Published online Jul 26, 2014. doi: 10.4252/wjsc.v6.i3.322
Revised: May 12, 2014
Accepted: June 10, 2014
Published online: July 26, 2014
Processing time: 246 Days and 16.1 Hours
Multiple myeloma is a hematological malignancy in which clonal plasma cells proliferate and accumulate within the bone marrow. The presence of osteolytic lesions due to increased osteoclast (OC) activity and suppressed osteoblast (OB) function is characteristic of the disease. The bone marrow mesenchymal stromal cells (MSCs) play a critical role in multiple myeloma pathophysiology, greatly promoting the growth, survival, drug resistance and migration of myeloma cells. Here, we specifically discuss on the relative contribution of MSCs to the pathophysiology of osteolytic lesions in light of the current knowledge of the biology of myeloma bone disease (MBD), together with the reported genomic, functional and gene expression differences between MSCs derived from myeloma patients (pMSCs) and their healthy counterparts (dMSCs). Being MSCs the progenitors of OBs, pMSCs primarily contribute to the pathogenesis of MBD because of their reduced osteogenic potential consequence of multiple OB inhibitory factors and direct interactions with myeloma cells in the bone marrow. Importantly, pMSCs also readily contribute to MBD by promoting OC formation and activity at various levels (i.e., increasing RANKL to OPG expression, augmenting secretion of activin A, uncoupling ephrinB2-EphB4 signaling, and through augmented production of Wnt5a), thus further contributing to OB/OC uncoupling in osteolytic lesions. In this review, we also look over main signaling pathways involved in the osteogenic differentiation of MSCs and/or OB activity, highlighting amenable therapeutic targets; in parallel, the reported activity of bone-anabolic agents (at preclinical or clinical stage) targeting those signaling pathways is commented.
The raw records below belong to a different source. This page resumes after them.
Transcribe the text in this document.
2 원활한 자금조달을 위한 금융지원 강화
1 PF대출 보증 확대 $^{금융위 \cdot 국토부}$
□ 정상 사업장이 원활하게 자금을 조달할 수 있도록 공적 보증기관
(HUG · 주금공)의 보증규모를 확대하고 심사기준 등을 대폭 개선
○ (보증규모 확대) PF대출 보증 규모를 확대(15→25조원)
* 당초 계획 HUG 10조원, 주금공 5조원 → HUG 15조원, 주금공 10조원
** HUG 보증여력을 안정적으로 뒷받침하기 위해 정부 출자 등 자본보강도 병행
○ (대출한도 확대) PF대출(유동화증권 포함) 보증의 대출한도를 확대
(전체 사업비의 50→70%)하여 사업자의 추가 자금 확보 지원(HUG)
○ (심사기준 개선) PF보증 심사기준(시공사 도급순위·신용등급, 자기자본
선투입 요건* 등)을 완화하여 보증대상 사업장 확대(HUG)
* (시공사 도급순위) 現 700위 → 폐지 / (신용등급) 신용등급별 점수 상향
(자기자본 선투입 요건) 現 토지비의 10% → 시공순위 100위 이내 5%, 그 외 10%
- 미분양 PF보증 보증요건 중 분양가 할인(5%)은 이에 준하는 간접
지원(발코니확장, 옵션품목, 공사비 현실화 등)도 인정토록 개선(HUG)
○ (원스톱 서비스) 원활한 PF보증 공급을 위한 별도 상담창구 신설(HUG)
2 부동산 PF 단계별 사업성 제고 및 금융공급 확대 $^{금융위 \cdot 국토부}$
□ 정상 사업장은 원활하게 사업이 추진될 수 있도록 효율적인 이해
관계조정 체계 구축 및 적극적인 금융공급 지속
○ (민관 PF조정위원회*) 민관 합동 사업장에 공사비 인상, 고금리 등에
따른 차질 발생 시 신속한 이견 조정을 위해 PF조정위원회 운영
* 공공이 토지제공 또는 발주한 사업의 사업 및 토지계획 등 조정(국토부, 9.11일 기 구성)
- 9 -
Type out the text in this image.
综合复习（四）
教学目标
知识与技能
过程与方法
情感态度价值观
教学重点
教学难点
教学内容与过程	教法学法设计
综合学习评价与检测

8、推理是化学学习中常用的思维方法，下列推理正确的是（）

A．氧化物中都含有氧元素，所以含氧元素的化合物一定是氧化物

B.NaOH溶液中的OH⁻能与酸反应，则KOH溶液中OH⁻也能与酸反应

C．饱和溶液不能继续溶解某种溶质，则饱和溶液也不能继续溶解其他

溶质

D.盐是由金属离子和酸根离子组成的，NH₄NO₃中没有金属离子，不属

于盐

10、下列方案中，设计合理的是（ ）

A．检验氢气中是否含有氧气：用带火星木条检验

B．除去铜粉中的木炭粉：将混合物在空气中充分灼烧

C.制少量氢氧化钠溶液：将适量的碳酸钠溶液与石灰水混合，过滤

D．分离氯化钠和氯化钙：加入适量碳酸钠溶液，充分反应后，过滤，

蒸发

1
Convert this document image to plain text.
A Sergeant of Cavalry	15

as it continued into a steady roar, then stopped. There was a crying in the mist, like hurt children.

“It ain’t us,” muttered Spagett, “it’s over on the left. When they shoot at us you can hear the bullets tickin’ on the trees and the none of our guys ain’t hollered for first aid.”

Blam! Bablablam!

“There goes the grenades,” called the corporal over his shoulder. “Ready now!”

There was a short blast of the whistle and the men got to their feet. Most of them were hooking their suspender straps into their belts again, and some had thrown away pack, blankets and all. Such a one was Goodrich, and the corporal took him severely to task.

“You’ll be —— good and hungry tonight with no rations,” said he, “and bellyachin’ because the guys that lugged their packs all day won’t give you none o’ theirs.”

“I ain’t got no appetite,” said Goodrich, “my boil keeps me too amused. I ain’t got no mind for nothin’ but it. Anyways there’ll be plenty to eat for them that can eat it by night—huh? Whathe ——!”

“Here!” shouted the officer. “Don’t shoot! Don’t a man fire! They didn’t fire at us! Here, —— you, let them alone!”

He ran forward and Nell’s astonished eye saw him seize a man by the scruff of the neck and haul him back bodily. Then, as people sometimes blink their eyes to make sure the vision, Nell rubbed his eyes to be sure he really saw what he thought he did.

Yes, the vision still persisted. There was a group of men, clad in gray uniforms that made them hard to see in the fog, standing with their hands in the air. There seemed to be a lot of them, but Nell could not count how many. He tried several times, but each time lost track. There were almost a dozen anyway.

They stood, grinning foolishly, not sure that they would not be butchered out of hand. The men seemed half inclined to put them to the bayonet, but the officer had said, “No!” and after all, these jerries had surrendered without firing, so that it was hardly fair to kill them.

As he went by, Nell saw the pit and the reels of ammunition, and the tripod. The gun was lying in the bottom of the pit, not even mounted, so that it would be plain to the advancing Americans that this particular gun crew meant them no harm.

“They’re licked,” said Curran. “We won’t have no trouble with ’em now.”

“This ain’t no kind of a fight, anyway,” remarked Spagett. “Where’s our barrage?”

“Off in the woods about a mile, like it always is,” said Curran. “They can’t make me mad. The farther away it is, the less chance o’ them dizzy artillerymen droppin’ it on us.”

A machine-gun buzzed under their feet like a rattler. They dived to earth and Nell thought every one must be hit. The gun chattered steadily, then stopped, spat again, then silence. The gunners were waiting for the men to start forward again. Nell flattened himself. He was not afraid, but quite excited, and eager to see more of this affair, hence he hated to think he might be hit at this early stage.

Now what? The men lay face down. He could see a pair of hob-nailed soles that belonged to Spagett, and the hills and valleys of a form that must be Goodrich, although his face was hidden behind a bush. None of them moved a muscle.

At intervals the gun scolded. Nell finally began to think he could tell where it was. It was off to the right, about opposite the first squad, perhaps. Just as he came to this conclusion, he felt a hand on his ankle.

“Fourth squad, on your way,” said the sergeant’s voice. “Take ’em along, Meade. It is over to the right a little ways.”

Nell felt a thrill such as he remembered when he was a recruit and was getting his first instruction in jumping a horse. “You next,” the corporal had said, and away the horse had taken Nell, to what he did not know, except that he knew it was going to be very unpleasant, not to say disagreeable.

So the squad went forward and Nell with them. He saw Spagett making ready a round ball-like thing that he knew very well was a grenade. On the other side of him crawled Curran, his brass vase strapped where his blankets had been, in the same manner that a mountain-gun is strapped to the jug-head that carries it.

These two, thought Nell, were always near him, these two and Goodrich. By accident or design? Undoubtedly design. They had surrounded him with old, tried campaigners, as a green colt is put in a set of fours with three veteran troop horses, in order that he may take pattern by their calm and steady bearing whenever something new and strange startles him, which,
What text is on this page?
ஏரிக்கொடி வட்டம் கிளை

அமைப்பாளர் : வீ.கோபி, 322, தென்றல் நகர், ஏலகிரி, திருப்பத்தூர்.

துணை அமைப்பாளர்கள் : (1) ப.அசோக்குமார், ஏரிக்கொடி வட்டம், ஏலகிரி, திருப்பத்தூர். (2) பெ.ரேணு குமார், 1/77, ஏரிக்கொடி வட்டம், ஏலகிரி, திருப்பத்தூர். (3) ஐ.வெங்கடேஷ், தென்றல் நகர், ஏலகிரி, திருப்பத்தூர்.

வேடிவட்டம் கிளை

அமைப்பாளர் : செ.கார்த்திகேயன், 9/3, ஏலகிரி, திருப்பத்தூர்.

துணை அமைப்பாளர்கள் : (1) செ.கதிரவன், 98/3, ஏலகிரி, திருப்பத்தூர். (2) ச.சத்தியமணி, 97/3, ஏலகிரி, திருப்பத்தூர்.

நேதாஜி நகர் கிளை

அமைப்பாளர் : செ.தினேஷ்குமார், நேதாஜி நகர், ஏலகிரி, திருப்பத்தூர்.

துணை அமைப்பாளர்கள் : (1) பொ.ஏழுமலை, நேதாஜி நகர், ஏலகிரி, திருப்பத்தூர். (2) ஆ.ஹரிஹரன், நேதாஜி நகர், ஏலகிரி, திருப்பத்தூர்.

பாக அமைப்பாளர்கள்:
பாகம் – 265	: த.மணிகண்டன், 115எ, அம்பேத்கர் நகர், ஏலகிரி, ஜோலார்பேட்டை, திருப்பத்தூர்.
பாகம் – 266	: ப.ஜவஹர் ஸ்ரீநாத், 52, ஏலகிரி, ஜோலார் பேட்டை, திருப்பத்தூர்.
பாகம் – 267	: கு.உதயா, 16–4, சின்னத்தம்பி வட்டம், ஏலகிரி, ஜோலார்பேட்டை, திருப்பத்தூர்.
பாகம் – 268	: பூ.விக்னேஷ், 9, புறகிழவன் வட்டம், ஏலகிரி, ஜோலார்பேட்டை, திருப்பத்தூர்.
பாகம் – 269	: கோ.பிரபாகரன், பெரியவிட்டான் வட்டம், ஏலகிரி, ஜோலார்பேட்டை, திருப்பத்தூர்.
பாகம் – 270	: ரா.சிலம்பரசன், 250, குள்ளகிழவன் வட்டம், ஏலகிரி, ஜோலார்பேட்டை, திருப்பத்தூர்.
Core tip: In multiple myeloma, bone marrow mesenchymal stromal cells (MSCs) primarily contribute to associated osteolytic lesions because of their defective differentiation to mature osteoblasts. Importantly, these MSCs also contribute to myeloma bone disease by enhancing osteoclast formation and activity through various mechanisms (i.e., increasing the receptor activator of nuclear factor-κB ligand/osteoprotegerin ratio, augmenting activin A secretion, uncoupling ephrinB2-EphB4 signaling and because of heightened production of Wnt5a). In addition, we overview signaling pathways involved in the osteogenic differentiation of MSCs or osteoblast activity and comment on the reported activity of bone-anabolic agents (preclinical or clinical stage) to restore bone homeostasis in myeloma patients.